Large unified-memory Macs can run models that consumer GPUs cannot fit, but bandwidth and runtime maturity matter.

Mac memoryDeepSeek-V4 role
64 GBNo, use smaller DeepSeek/Qwen/Gemma models
128 GBDistills and small Flash experiments
192 GBAggressive quant/offload experiments
256 GBBest Apple Silicon chance, still context-limited

For most Mac users, Qwen3.6-27B, Gemma 4, or MiniMax M2.7 are more practical.

DeepSeek-V4 vs Practical Local Models

ModelPractical local tierWhy pick it
DeepSeek-V4-Pro4x 80GB+Million-token reasoning, agentic long-context work
DeepSeek-V4-FlashTBD high-memoryFaster/lighter V4-class workflows
DeepSeek R1 32B distill24 GBStrong reasoning on consumer GPU
Qwen3.6-27B24 GBBest local coding footprint
Gemma 4 26B-A4B16-24 GBFast MoE reasoning, Apache 2.0
Granite 4.1 30B24 GBEnterprise-friendly dense model

Recommendation

Do not buy a single consumer GPU expecting to run DeepSeek-V4 well. Buy for the smaller model you will actually use every day, then treat DeepSeek-V4 as a server/workstation option.

If you need local long-context coding today:

  • 24 GB: Qwen3.6-27B Q4/Q6
  • 32-48 GB: Qwen3.6 with larger quant or Granite 4.1 30B
  • 128 GB unified memory: MiniMax M2.7 or larger MoE experiments
  • 320 GB+ VRAM: DeepSeek-V4 becomes realistic

Use the VRAM calculator to compare your exact GPU or Mac against realistic local models before optimizing for DeepSeek-V4.

Frequently Asked Questions

Can I run DeepSeek-V4 locally?

Yes, DeepSeek provides local inference instructions and model weights. The practical constraint is memory: DeepSeek-V4-Pro is a very large model and needs multi-GPU or high-memory unified systems. DeepSeek-V4-Flash is the more realistic local target.

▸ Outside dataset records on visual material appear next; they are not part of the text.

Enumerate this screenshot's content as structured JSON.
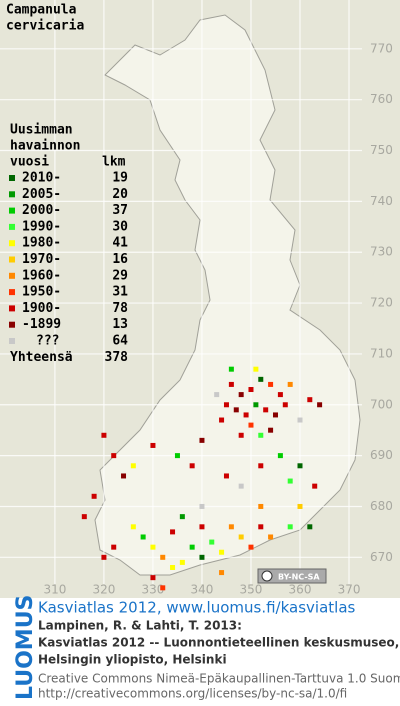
{
  "map": {
    "title": [
      "Campanula",
      "cervicaria"
    ],
    "xlim": [
      298.8,
      380.4
    ],
    "ylim": [
      662,
      779.6
    ],
    "xticks": [
      310,
      320,
      330,
      340,
      350,
      360,
      370
    ],
    "yticks": [
      670,
      680,
      690,
      700,
      710,
      720,
      730,
      740,
      750,
      760,
      770
    ],
    "legend": {
      "heading": [
        "Uusimman",
        "havainnon",
        "vuosi"
      ],
      "count_heading": "lkm",
      "entries": [
        {
          "label": "2010-",
          "color": "#006600",
          "count": 19
        },
        {
          "label": "2005-",
          "color": "#009900",
          "count": 20
        },
        {
          "label": "2000-",
          "color": "#00cc00",
          "count": 37
        },
        {
          "label": "1990-",
          "color": "#33ff33",
          "count": 30
        },
        {
          "label": "1980-",
          "color": "#ffff00",
          "count": 41
        },
        {
          "label": "1970-",
          "color": "#ffcc00",
          "count": 16
        },
        {
          "label": "1960-",
          "color": "#ff8800",
          "count": 29
        },
        {
          "label": "1950-",
          "color": "#ff3300",
          "count": 31
        },
        {
          "label": "1900-",
          "color": "#cc0000",
          "count": 78
        },
        {
          "label": "-1899",
          "color": "#880000",
          "count": 13
        },
        {
          "label": "???",
          "color": "#c8c8c8",
          "count": 64
        }
      ],
      "total_label": "Yhteensä",
      "total": 378
    },
    "badge": "BY-NC-SA",
    "squares": [
      [
        346,
        704,
        "1900-"
      ],
      [
        348,
        702,
        "-1899"
      ],
      [
        350,
        703,
        "1900-"
      ],
      [
        352,
        705,
        "2010-"
      ],
      [
        354,
        704,
        "1950-"
      ],
      [
        356,
        702,
        "1900-"
      ],
      [
        345,
        700,
        "1900-"
      ],
      [
        347,
        699,
        "-1899"
      ],
      [
        349,
        698,
        "1900-"
      ],
      [
        351,
        700,
        "2005-"
      ],
      [
        353,
        699,
        "1900-"
      ],
      [
        355,
        698,
        "-1899"
      ],
      [
        357,
        700,
        "1900-"
      ],
      [
        350,
        696,
        "1950-"
      ],
      [
        352,
        694,
        "1990-"
      ],
      [
        354,
        695,
        "-1899"
      ],
      [
        348,
        694,
        "1900-"
      ],
      [
        358,
        704,
        "1960-"
      ],
      [
        344,
        697,
        "1900-"
      ],
      [
        346,
        707,
        "2000-"
      ],
      [
        351,
        707,
        "1980-"
      ],
      [
        362,
        701,
        "1900-"
      ],
      [
        364,
        700,
        "-1899"
      ],
      [
        360,
        697,
        "???"
      ],
      [
        343,
        702,
        "???"
      ],
      [
        320,
        694,
        "1900-"
      ],
      [
        322,
        690,
        "1900-"
      ],
      [
        324,
        686,
        "-1899"
      ],
      [
        318,
        682,
        "1900-"
      ],
      [
        316,
        678,
        "1900-"
      ],
      [
        326,
        688,
        "1980-"
      ],
      [
        330,
        692,
        "1900-"
      ],
      [
        335,
        690,
        "2000-"
      ],
      [
        338,
        688,
        "1900-"
      ],
      [
        340,
        693,
        "-1899"
      ],
      [
        356,
        690,
        "2000-"
      ],
      [
        360,
        688,
        "2010-"
      ],
      [
        358,
        685,
        "1990-"
      ],
      [
        363,
        684,
        "1900-"
      ],
      [
        345,
        686,
        "1900-"
      ],
      [
        348,
        684,
        "???"
      ],
      [
        352,
        688,
        "1900-"
      ],
      [
        360,
        680,
        "1970-"
      ],
      [
        362,
        676,
        "2010-"
      ],
      [
        358,
        676,
        "1990-"
      ],
      [
        326,
        676,
        "1980-"
      ],
      [
        328,
        674,
        "2000-"
      ],
      [
        330,
        672,
        "1980-"
      ],
      [
        332,
        670,
        "1960-"
      ],
      [
        334,
        668,
        "1980-"
      ],
      [
        336,
        669,
        "1980-"
      ],
      [
        338,
        672,
        "2000-"
      ],
      [
        340,
        670,
        "2010-"
      ],
      [
        342,
        673,
        "1990-"
      ],
      [
        344,
        671,
        "1980-"
      ],
      [
        346,
        676,
        "1960-"
      ],
      [
        348,
        674,
        "1970-"
      ],
      [
        350,
        672,
        "1950-"
      ],
      [
        352,
        676,
        "1900-"
      ],
      [
        354,
        674,
        "1960-"
      ],
      [
        340,
        676,
        "1900-"
      ],
      [
        336,
        678,
        "2005-"
      ],
      [
        334,
        675,
        "1900-"
      ],
      [
        330,
        666,
        "1900-"
      ],
      [
        332,
        664,
        "1950-"
      ],
      [
        344,
        667,
        "1960-"
      ],
      [
        320,
        670,
        "1900-"
      ],
      [
        322,
        672,
        "1900-"
      ],
      [
        340,
        680,
        "???"
      ],
      [
        352,
        680,
        "1960-"
      ]
    ]
  },
  "footer": {
    "logo": "LUOMUS",
    "link": "Kasviatlas 2012, www.luomus.fi/kasviatlas",
    "citation": [
      "Lampinen, R. & Lahti, T. 2013:",
      "Kasviatlas 2012 -- Luonnontieteellinen keskusmuseo,",
      "Helsingin yliopisto, Helsinki"
    ],
    "license": [
      "Creative Commons Nimeä-Epäkaupallinen-Tarttuva 1.0 Suomi",
      "http://creativecommons.org/licenses/by-nc-sa/1.0/fi"
    ]
  }
}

How much context does DeepSeek-V4 need?

DeepSeek-V4 is built for million-token context. For Think Max reasoning mode, DeepSeek recommends at least a 384K-token context window, which makes KV cache memory a major part of deployment planning.

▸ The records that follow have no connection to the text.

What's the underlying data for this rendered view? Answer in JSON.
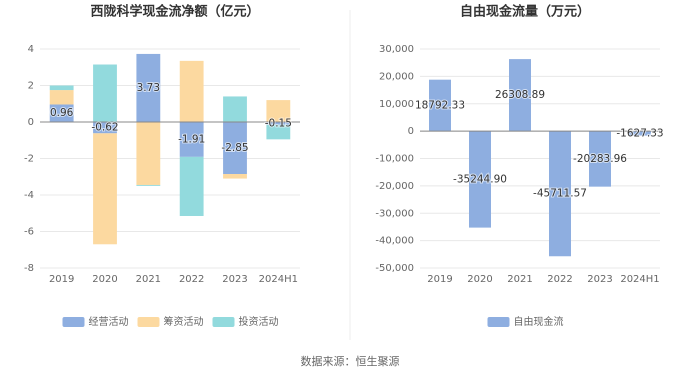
{
  "charts": [
    {
      "chart_data": {
        "type": "bar",
        "stacked": true,
        "title": "西陇科学现金流净额（亿元）",
        "categories": [
          "2019",
          "2020",
          "2021",
          "2022",
          "2023",
          "2024H1"
        ],
        "series": [
          {
            "name": "经营活动",
            "color": "#8eaee0",
            "data_labels": true,
            "values": [
              0.96,
              -0.62,
              3.73,
              -1.91,
              -2.85,
              -0.15
            ]
          },
          {
            "name": "筹资活动",
            "color": "#fcd9a0",
            "values": [
              0.79,
              -6.08,
              -3.45,
              3.35,
              -0.25,
              1.2
            ]
          },
          {
            "name": "投资活动",
            "color": "#92dadd",
            "values": [
              0.25,
              3.15,
              -0.05,
              -3.24,
              1.4,
              -0.8
            ]
          }
        ],
        "ylim": [
          -8,
          4
        ],
        "yticks": [
          -8,
          -6,
          -4,
          -2,
          0,
          2,
          4
        ],
        "grid": true
      }
    },
    {
      "chart_data": {
        "type": "bar",
        "title": "自由现金流量（万元）",
        "categories": [
          "2019",
          "2020",
          "2021",
          "2022",
          "2023",
          "2024H1"
        ],
        "series": [
          {
            "name": "自由现金流",
            "color": "#8eaee0",
            "data_labels": true,
            "values": [
              18792.33,
              -35244.9,
              26308.89,
              -45711.57,
              -20283.96,
              -1627.33
            ],
            "value_labels": [
              "18792.33",
              "-35244.90",
              "26308.89",
              "-45711.57",
              "-20283.96",
              "-1627.33"
            ]
          }
        ],
        "ylim": [
          -50000,
          30000
        ],
        "yticks": [
          {
            "value": -50000,
            "label": "-50,000"
          },
          {
            "value": -40000,
            "label": "-40,000"
          },
          {
            "value": -30000,
            "label": "-30,000"
          },
          {
            "value": -20000,
            "label": "-20,000"
          },
          {
            "value": -10000,
            "label": "-10,000"
          },
          0,
          {
            "value": 10000,
            "label": "10,000"
          },
          {
            "value": 20000,
            "label": "20,000"
          },
          {
            "value": 30000,
            "label": "30,000"
          }
        ],
        "grid": true
      }
    }
  ],
  "source": "数据来源：恒生聚源"
}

Can I run DeepSeek-V4 on an RTX 4090?

Not as a full-GPU deployment. A single 24 GB RTX 4090 is far below the memory needed for DeepSeek-V4 weights plus long-context KV cache. Use a smaller DeepSeek distill, CPU offload for experiments, or multi-GPU hardware.

What hardware is realistic for DeepSeek-V4?

For serious local use, plan around 192 GB+ unified memory, 4x 80GB GPUs, or server-class accelerators. Flash variants and aggressive quantization may reduce this, but long context still pushes memory requirements high.